Hypoxia promotes isocitrate dehydrogenase-dependent carboxylation of α-ketoglutarate to citrate to support cell growth and viability.

Autor: Wise DR; Cancer Biology and Genetics Program, Memorial Sloan-Kettering Cancer Center, New York, NY 10065, USA., Ward PS, Shay JE, Cross JR, Gruber JJ, Sachdeva UM, Platt JM, DeMatteo RG, Simon MC, Thompson CB
Jazyk: angličtina
Zdroj: Proceedings of the National Academy of Sciences of the United States of America [Proc Natl Acad Sci U S A] 2011 Dec 06; Vol. 108 (49), pp. 19611-6. Date of Electronic Publication: 2011 Nov 21.

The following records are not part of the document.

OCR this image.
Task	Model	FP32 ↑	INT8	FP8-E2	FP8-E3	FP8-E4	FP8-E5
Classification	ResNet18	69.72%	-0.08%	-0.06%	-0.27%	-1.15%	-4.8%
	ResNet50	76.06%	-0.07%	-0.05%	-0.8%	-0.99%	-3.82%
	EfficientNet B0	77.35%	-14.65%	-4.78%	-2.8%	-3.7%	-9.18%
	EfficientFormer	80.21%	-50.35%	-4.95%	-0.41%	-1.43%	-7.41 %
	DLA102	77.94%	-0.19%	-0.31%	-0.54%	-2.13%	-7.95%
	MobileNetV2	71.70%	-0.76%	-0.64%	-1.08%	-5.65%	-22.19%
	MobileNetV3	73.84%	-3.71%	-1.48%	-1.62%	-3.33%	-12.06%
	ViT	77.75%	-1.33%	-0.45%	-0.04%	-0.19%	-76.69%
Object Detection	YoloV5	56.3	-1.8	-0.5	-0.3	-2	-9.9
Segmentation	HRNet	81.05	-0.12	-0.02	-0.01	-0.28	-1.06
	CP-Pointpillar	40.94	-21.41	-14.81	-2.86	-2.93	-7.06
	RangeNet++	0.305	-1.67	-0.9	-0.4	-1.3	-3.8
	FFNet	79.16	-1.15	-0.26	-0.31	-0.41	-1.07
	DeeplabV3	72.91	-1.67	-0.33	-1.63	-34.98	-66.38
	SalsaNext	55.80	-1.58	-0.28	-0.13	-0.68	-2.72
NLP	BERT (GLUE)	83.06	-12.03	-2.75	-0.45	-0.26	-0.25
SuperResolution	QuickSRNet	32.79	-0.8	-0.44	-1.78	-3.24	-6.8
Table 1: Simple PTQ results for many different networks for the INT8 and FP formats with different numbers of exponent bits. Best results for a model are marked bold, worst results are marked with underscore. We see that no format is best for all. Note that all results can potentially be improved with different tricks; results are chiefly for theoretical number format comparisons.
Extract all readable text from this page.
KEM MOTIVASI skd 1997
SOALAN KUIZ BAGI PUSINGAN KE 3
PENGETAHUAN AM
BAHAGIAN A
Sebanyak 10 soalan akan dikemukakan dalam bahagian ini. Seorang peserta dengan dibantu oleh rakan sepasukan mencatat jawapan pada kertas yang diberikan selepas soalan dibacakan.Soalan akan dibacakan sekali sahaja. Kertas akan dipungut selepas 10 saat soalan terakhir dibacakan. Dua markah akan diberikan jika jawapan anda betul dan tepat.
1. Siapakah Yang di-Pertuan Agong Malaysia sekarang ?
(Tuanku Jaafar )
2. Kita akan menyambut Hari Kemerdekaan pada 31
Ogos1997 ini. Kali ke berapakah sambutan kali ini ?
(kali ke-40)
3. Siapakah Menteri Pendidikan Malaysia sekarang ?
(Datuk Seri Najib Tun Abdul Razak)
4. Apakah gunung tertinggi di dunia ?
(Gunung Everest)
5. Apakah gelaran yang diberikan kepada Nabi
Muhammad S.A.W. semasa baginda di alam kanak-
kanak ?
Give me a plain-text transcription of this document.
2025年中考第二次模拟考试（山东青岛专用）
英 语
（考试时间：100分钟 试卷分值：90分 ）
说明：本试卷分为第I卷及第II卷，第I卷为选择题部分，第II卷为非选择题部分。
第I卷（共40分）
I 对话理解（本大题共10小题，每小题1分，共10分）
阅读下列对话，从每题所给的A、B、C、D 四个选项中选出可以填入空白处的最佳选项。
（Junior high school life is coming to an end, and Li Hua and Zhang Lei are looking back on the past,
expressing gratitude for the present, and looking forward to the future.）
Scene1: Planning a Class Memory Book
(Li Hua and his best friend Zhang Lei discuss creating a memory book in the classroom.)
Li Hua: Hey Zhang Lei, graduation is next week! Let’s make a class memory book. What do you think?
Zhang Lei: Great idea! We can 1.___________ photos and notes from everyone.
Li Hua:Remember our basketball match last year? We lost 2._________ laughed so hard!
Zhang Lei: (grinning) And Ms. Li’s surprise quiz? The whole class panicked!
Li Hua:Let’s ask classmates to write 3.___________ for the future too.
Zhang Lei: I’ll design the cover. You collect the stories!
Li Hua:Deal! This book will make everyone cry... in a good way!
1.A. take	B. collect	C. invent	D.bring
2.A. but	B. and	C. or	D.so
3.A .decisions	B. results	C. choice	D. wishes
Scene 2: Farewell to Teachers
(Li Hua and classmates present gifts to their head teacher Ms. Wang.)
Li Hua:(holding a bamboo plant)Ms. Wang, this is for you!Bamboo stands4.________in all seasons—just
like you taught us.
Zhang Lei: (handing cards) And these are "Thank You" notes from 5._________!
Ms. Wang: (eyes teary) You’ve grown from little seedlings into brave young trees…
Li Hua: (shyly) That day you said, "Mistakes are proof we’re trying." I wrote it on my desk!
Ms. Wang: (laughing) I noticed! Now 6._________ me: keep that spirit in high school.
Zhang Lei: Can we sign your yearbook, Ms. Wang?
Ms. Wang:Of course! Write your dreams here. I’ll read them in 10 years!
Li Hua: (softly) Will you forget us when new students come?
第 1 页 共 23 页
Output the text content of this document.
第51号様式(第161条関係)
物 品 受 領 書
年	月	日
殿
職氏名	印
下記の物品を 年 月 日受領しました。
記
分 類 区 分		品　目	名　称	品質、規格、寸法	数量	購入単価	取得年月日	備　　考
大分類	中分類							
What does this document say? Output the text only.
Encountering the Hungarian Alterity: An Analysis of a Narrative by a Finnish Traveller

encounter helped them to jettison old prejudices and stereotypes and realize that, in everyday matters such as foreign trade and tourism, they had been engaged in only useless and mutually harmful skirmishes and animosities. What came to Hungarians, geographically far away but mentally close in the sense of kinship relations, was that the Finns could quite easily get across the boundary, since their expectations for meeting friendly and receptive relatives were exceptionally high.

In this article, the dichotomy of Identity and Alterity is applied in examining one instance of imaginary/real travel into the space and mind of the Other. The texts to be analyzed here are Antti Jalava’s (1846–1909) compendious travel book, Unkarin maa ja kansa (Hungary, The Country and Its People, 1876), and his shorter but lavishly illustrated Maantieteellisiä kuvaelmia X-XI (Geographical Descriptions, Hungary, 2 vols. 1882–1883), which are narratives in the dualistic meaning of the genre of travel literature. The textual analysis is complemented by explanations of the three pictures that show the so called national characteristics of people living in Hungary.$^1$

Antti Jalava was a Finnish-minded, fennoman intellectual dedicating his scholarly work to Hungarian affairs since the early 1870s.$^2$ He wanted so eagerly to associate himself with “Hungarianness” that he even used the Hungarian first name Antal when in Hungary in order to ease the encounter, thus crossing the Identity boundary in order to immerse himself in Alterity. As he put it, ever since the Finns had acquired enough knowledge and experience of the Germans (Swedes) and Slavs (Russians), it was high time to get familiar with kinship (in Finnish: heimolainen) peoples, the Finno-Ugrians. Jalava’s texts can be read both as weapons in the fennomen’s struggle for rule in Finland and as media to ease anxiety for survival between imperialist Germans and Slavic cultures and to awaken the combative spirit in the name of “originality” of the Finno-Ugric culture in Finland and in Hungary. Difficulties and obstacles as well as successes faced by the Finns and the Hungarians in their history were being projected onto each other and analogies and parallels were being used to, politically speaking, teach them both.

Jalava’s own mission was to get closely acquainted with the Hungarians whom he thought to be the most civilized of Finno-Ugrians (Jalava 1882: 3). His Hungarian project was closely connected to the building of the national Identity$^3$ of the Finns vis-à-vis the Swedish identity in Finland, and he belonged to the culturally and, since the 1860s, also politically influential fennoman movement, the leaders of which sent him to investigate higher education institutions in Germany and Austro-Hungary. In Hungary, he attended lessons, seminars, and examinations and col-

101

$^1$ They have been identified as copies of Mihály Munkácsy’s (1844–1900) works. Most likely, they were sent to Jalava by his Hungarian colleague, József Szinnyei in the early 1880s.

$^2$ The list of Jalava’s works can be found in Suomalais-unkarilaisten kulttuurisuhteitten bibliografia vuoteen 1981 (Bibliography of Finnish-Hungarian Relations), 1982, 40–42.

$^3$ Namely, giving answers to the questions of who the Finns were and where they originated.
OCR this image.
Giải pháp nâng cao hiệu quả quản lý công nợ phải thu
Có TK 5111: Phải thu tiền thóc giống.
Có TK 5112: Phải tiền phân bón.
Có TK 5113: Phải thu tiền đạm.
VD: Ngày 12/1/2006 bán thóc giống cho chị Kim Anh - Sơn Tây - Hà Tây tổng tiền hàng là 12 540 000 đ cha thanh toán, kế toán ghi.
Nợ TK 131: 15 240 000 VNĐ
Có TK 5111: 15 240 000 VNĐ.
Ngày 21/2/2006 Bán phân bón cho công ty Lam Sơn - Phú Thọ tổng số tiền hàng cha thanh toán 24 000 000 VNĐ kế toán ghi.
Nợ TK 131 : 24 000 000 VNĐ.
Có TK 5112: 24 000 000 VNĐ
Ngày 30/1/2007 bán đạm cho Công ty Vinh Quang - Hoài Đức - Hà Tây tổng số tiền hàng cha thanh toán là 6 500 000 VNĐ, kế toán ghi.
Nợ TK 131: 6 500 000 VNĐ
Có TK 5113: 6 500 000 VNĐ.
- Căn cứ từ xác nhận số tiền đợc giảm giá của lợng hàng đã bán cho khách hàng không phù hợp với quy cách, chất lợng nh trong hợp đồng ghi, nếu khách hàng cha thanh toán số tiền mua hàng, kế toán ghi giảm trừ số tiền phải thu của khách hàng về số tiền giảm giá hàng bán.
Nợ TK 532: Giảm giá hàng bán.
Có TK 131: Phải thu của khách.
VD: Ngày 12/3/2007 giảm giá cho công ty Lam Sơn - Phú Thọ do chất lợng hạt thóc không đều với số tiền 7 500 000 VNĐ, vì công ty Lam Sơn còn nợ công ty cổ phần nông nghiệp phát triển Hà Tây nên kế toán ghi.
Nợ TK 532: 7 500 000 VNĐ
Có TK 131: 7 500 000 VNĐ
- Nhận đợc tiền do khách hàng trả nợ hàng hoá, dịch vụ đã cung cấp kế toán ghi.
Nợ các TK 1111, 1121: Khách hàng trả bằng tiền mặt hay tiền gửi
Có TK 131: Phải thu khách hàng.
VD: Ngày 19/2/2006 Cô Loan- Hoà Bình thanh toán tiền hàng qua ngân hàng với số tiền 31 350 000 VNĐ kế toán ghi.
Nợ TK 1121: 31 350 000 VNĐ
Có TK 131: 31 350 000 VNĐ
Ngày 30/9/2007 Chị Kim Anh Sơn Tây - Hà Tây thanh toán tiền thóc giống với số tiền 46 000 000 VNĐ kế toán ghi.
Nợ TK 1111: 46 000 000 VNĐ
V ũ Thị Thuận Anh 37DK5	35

DOI: 10.1073/pnas.1117773108
Abstrakt: Citrate is a critical metabolite required to support both mitochondrial bioenergetics and cytosolic macromolecular synthesis. When cells proliferate under normoxic conditions, glucose provides the acetyl-CoA that condenses with oxaloacetate to support citrate production. Tricarboxylic acid (TCA) cycle anaplerosis is maintained primarily by glutamine. Here we report that some hypoxic cells are able to maintain cell proliferation despite a profound reduction in glucose-dependent citrate production. In these hypoxic cells, glutamine becomes a major source of citrate. Glutamine-derived α-ketoglutarate is reductively carboxylated by the NADPH-linked mitochondrial isocitrate dehydrogenase (IDH2) to form isocitrate, which can then be isomerized to citrate. The increased IDH2-dependent carboxylation of glutamine-derived α-ketoglutarate in hypoxia is associated with a concomitant increased synthesis of 2-hydroxyglutarate (2HG) in cells with wild-type IDH1 and IDH2. When either starved of glutamine or rendered IDH2-deficient by RNAi, hypoxic cells are unable to proliferate. The reductive carboxylation of glutamine is part of the metabolic reprogramming associated with hypoxia-inducible factor 1 (HIF1), as constitutive activation of HIF1 recapitulates the preferential reductive metabolism of glutamine-derived α-ketoglutarate even in normoxic conditions. These data support a role for glutamine carboxylation in maintaining citrate synthesis and cell growth under hypoxic conditions.